そこで、予測したラベルをCSV形式で出力します。 このとき、テストデータを参照してインデックスとします。
pd.DataFrame(p, index=df_iris_test.index).to_csv('predict.csv', header=False)
sklearn.tree.DecisionTreeClassifierのオプション †
上の例ではデフォルトのパラメーターで決定木を学習しましたが、いくつかのオプションが用意されています。

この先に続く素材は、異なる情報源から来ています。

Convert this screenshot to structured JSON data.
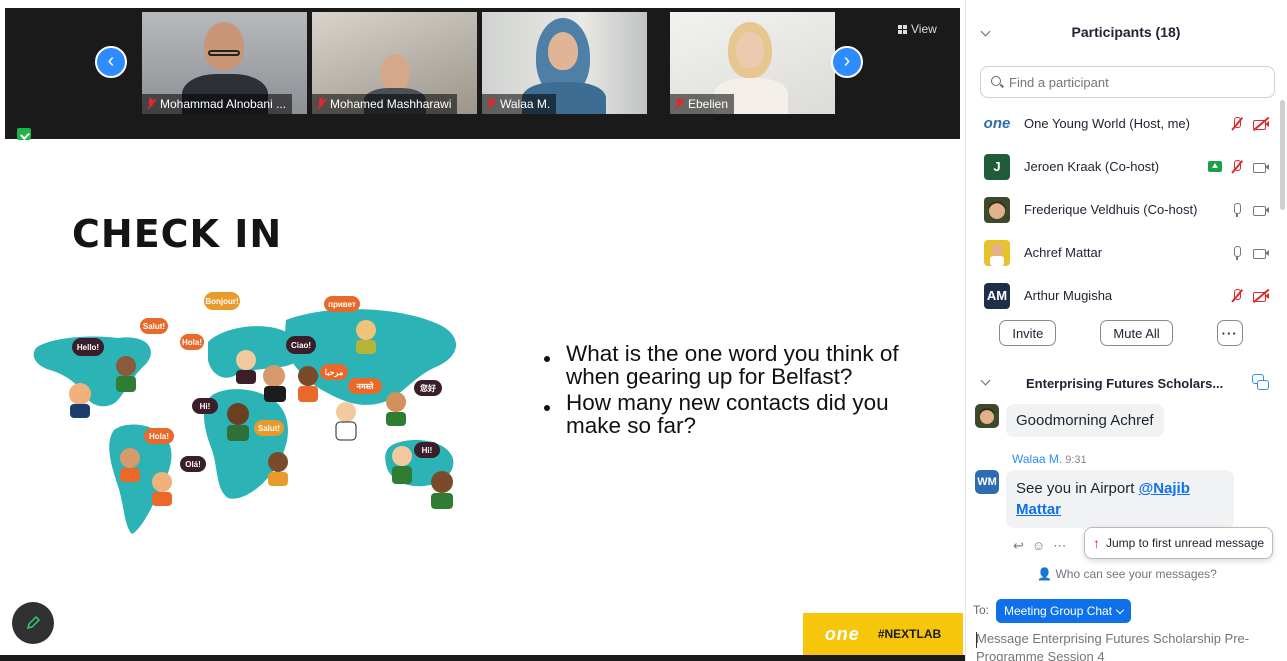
{
  "video_strip": {
    "view_label": "View",
    "tiles": [
      {
        "name": "Mohammad Alnobani ..."
      },
      {
        "name": "Mohamed Mashharawi"
      },
      {
        "name": "Walaa M."
      },
      {
        "name": "Ebelien"
      }
    ]
  },
  "slide": {
    "title": "CHECK IN",
    "questions": [
      "What is the one word you think of when gearing up for Belfast?",
      "How many new contacts did you make so far?"
    ],
    "logo_one": "one",
    "logo_nextlab": "#NEXTLAB"
  },
  "participants": {
    "title": "Participants (18)",
    "search_placeholder": "Find a participant",
    "list": [
      {
        "name": "One Young World (Host, me)",
        "avatar_text": "one",
        "avatar_color": "#ffffff",
        "mic": "off",
        "cam": "off"
      },
      {
        "name": "Jeroen Kraak (Co-host)",
        "avatar_text": "J",
        "avatar_color": "#1f5c3a",
        "mic": "off",
        "cam": "on",
        "sharing": true
      },
      {
        "name": "Frederique Veldhuis (Co-host)",
        "avatar_text": "",
        "avatar_color": "#3d4a2a",
        "mic": "on",
        "cam": "on"
      },
      {
        "name": "Achref Mattar",
        "avatar_text": "",
        "avatar_color": "#e8c22e",
        "mic": "on",
        "cam": "on"
      },
      {
        "name": "Arthur Mugisha",
        "avatar_text": "AM",
        "avatar_color": "#1f2f4a",
        "mic": "off",
        "cam": "off"
      }
    ],
    "invite_label": "Invite",
    "mute_all_label": "Mute All",
    "more_label": "···"
  },
  "chat": {
    "title": "Enterprising Futures Scholars...",
    "messages": [
      {
        "sender": "",
        "time": "",
        "text": "Goodmorning Achref"
      },
      {
        "sender": "Walaa M.",
        "avatar_text": "WM",
        "time": "9:31",
        "text": "See you in Airport ",
        "mention": "@Najib Mattar"
      }
    ],
    "jump_label": "Jump to first unread message",
    "who_can_see": "Who can see your messages?",
    "to_label": "To:",
    "recipient": "Meeting Group Chat",
    "input_placeholder": "Message Enterprising Futures Scholarship Pre-Programme Session 4"
  },
  "colors": {
    "accent": "#2d8cff",
    "muted_red": "#e02828",
    "slide_yellow": "#f5c60a",
    "map_teal": "#2bb3b5"
  }
}
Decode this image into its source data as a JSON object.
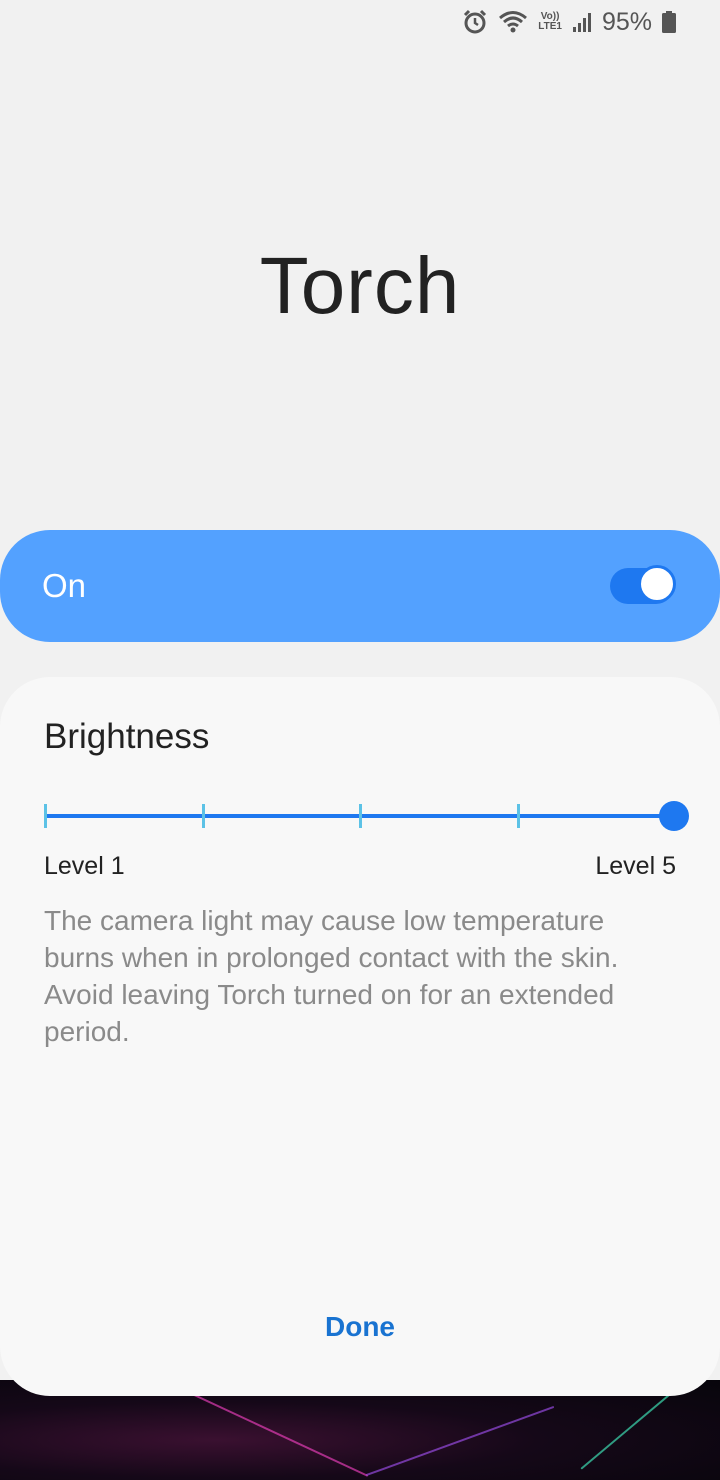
{
  "status_bar": {
    "battery_percent": "95%",
    "icons": [
      "alarm-icon",
      "wifi-icon",
      "volte-lte-icon",
      "signal-icon",
      "battery-icon"
    ],
    "volte_top": "Vo))",
    "volte_bottom": "LTE1"
  },
  "title": "Torch",
  "toggle_row": {
    "label": "On",
    "is_on": true,
    "accent_color": "#53a1ff"
  },
  "brightness": {
    "heading": "Brightness",
    "min_label": "Level 1",
    "max_label": "Level 5",
    "levels": 5,
    "current_level": 5
  },
  "warning": "The camera light may cause low temperature burns when in prolonged contact with the skin. Avoid leaving Torch turned on for an extended period.",
  "done_label": "Done",
  "colors": {
    "slider": "#1e78f0",
    "done": "#1973d1"
  }
}
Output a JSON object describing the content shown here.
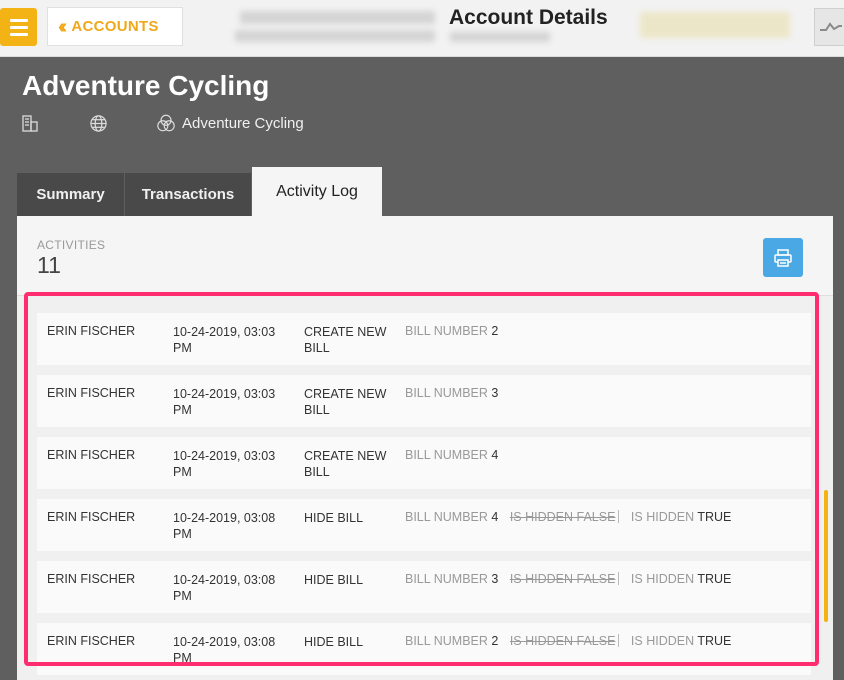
{
  "topbar": {
    "back_label": "ACCOUNTS",
    "title": "Account Details"
  },
  "account": {
    "name": "Adventure Cycling",
    "parent_name": "Adventure Cycling"
  },
  "tabs": [
    {
      "label": "Summary",
      "active": false
    },
    {
      "label": "Transactions",
      "active": false
    },
    {
      "label": "Activity Log",
      "active": true
    }
  ],
  "activity": {
    "label": "ACTIVITIES",
    "count": "11",
    "rows": [
      {
        "user": "ERIN FISCHER",
        "date": "10-24-2019, 03:03 PM",
        "action": "CREATE NEW BILL",
        "field1_label": "BILL NUMBER",
        "field1_value": "2"
      },
      {
        "user": "ERIN FISCHER",
        "date": "10-24-2019, 03:03 PM",
        "action": "CREATE NEW BILL",
        "field1_label": "BILL NUMBER",
        "field1_value": "3"
      },
      {
        "user": "ERIN FISCHER",
        "date": "10-24-2019, 03:03 PM",
        "action": "CREATE NEW BILL",
        "field1_label": "BILL NUMBER",
        "field1_value": "4"
      },
      {
        "user": "ERIN FISCHER",
        "date": "10-24-2019, 03:08 PM",
        "action": "HIDE BILL",
        "field1_label": "BILL NUMBER",
        "field1_value": "4",
        "old_value": "IS HIDDEN FALSE",
        "field2_label": "IS HIDDEN",
        "field2_value": "TRUE"
      },
      {
        "user": "ERIN FISCHER",
        "date": "10-24-2019, 03:08 PM",
        "action": "HIDE BILL",
        "field1_label": "BILL NUMBER",
        "field1_value": "3",
        "old_value": "IS HIDDEN FALSE",
        "field2_label": "IS HIDDEN",
        "field2_value": "TRUE"
      },
      {
        "user": "ERIN FISCHER",
        "date": "10-24-2019, 03:08 PM",
        "action": "HIDE BILL",
        "field1_label": "BILL NUMBER",
        "field1_value": "2",
        "old_value": "IS HIDDEN FALSE",
        "field2_label": "IS HIDDEN",
        "field2_value": "TRUE"
      }
    ]
  },
  "icons": {
    "menu": "hamburger-menu-icon",
    "back": "double-chevron-left-icon",
    "building": "building-icon",
    "globe": "globe-icon",
    "parent": "circles-icon",
    "print": "print-icon",
    "activity": "activity-line-icon"
  },
  "colors": {
    "accent": "#f4b315",
    "highlight": "#ff2d6f",
    "print_button": "#4aa8e4",
    "header_bg": "#5f5f5f"
  }
}
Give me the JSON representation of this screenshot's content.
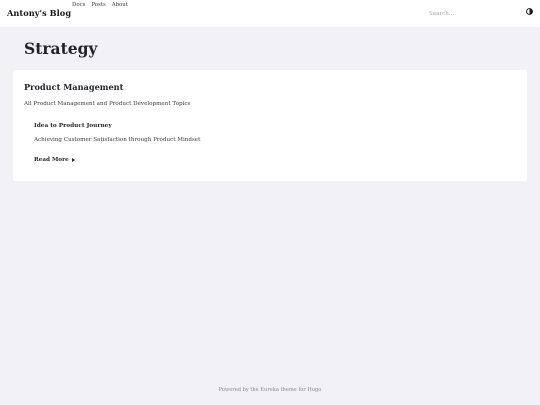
{
  "header": {
    "brand": "Antony's Blog",
    "nav": [
      {
        "label": "Docs"
      },
      {
        "label": "Posts"
      },
      {
        "label": "About"
      }
    ],
    "search_placeholder": "Search...",
    "theme_toggle_icon": "half-moon-contrast-icon"
  },
  "page": {
    "title": "Strategy"
  },
  "section": {
    "title": "Product Management",
    "description": "All Product Management and Product Development Topics",
    "posts": [
      {
        "title": "Idea to Product Journey",
        "summary": "Achieving Customer Satisfaction through Product Mindset",
        "read_more": "Read More"
      }
    ]
  },
  "footer": {
    "text": "Powered by the Eureka theme for Hugo"
  }
}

例えば、評価基準 (criterion) を情報量利得 (entropy) に、木の深さの最大値 (max_depth) を3にして実行すると、次のようになります。
clf = DecisionTreeClassifier(criterion='entropy', max_depth=3)
irisデータでは学習パラメーターを変更してもあまり効果がありませんが、実際のデータを分析するときには学習パラメーターを調整する必要があります。